Spotify files to go public, eyes streaming growth despite losses
BY PTI1 March 2018 10:47 PM IST
PTI1 March 2018 10:47 PM IST
New York: Spotify today announced a long-awaited public listing, voicing confidence that its streaming model will keep reshaping the music industry but acknowledging that the company has yet to turn a profit. In its filing with US regulators, the Swedish platform that over the course of a decade has helped make streaming the most popular way to listen to music in parts of the world estimated the company's value to be as much as $23.4 billion.
In an unusual move, Spotify said it would list existing shares directly on the New York Stock Exchange rather than issue new shares, allowing its founders and investors to maintain control and avoiding the cost of hiring Wall Street underwriters.

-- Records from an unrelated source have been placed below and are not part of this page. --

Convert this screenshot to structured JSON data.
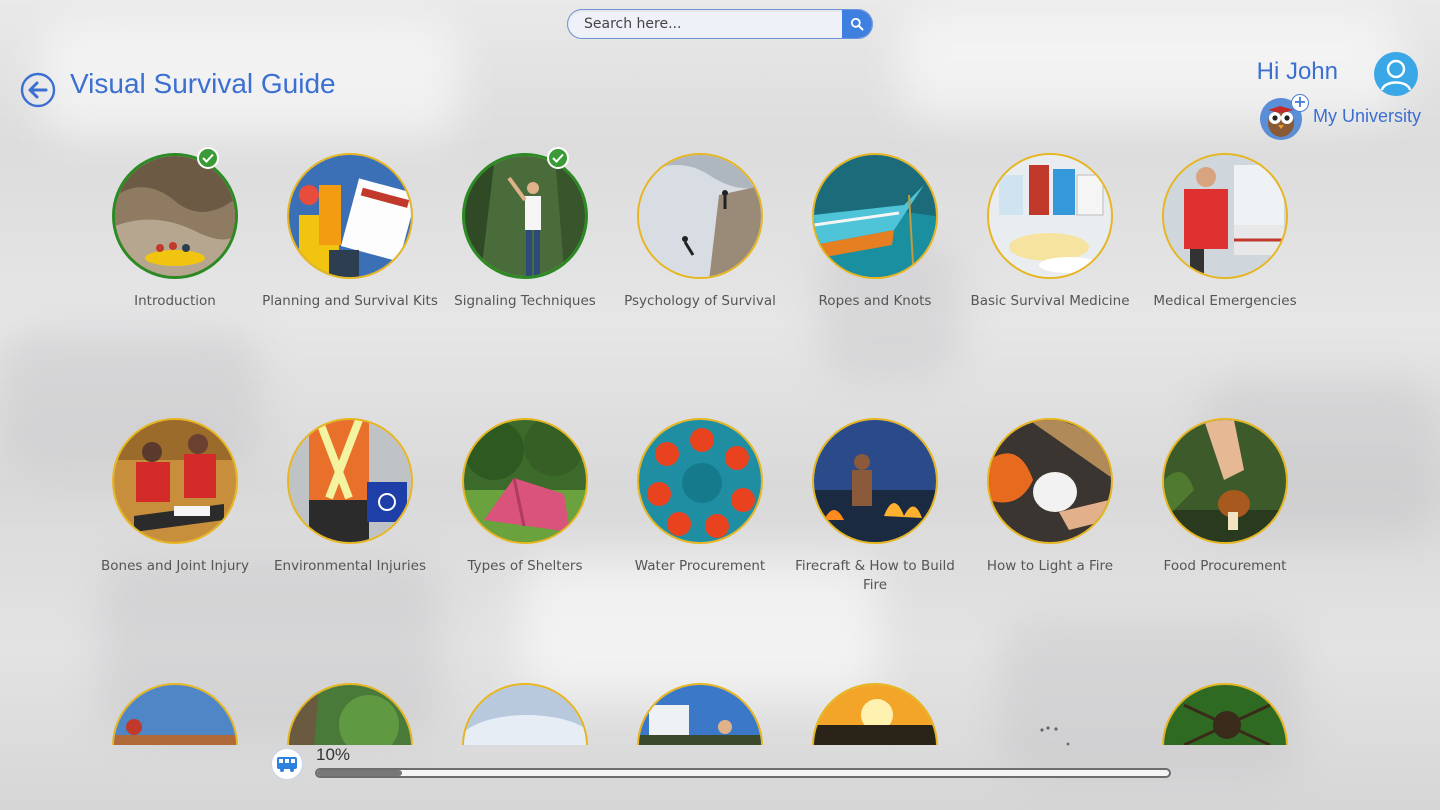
{
  "app": {
    "title": "Visual Survival Guide",
    "accent_color": "#3b6fd1",
    "completed_color": "#2c8a23",
    "ring_color": "#e7b51e"
  },
  "search": {
    "placeholder": "Search here...",
    "button_icon": "search-icon"
  },
  "header": {
    "back_icon": "arrow-left-icon",
    "greeting": "Hi John",
    "avatar_icon": "user-icon",
    "university_label": "My University",
    "university_icon": "owl-mascot-icon"
  },
  "topics": [
    {
      "label": "Introduction",
      "completed": true
    },
    {
      "label": "Planning and Survival Kits",
      "completed": false
    },
    {
      "label": "Signaling Techniques",
      "completed": true
    },
    {
      "label": "Psychology of Survival",
      "completed": false
    },
    {
      "label": "Ropes and Knots",
      "completed": false
    },
    {
      "label": "Basic Survival Medicine",
      "completed": false
    },
    {
      "label": "Medical Emergencies",
      "completed": false
    },
    {
      "label": "Bones and Joint Injury",
      "completed": false
    },
    {
      "label": "Environmental Injuries",
      "completed": false
    },
    {
      "label": "Types of Shelters",
      "completed": false
    },
    {
      "label": "Water Procurement",
      "completed": false
    },
    {
      "label": "Firecraft & How to Build Fire",
      "completed": false
    },
    {
      "label": "How to Light a Fire",
      "completed": false
    },
    {
      "label": "Food Procurement",
      "completed": false
    }
  ],
  "progress": {
    "text": "10%",
    "value": 0.1,
    "icon": "bus-icon"
  }
}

The filing said that Spotify had 159 million monthly users including 71 million paying subscribers -- twice that of closest rival Apple Music, which the tech giant launched in 2015 to win a slice of the growing streaming market. "While streaming has changed the way many people access music, we believe there is an untapped global audience with significant growth potential," Spotify's 35-year-old CEO and co-founder Daniel Ek said in a statement.
Ek cited the model of Facebook, which has about two billion users, and YouTube as proof internet companies can reach "global scale."
The streaming service is available in 61 countries or territories and has room to expand even in mature markets, Ek said, citing data showing the average American listens to music for 32 hours each week.
Spotify in its filing said that the share listing could be worth $1 billion but cautioned that it was only offering the number informationally to meet regulatory rules.
The papers filed with the Securities and Exchange Commission offered the most detailed look yet at the finances of Spotify.
The company said that revenue jumped by more than 38 percent in 2017 from a year earlier to $4.99 billion. But the eye-popping rise of Spotify has yet to translate into a stable bottom line. The company said its net loss widened sharply last year to $1.51 billion.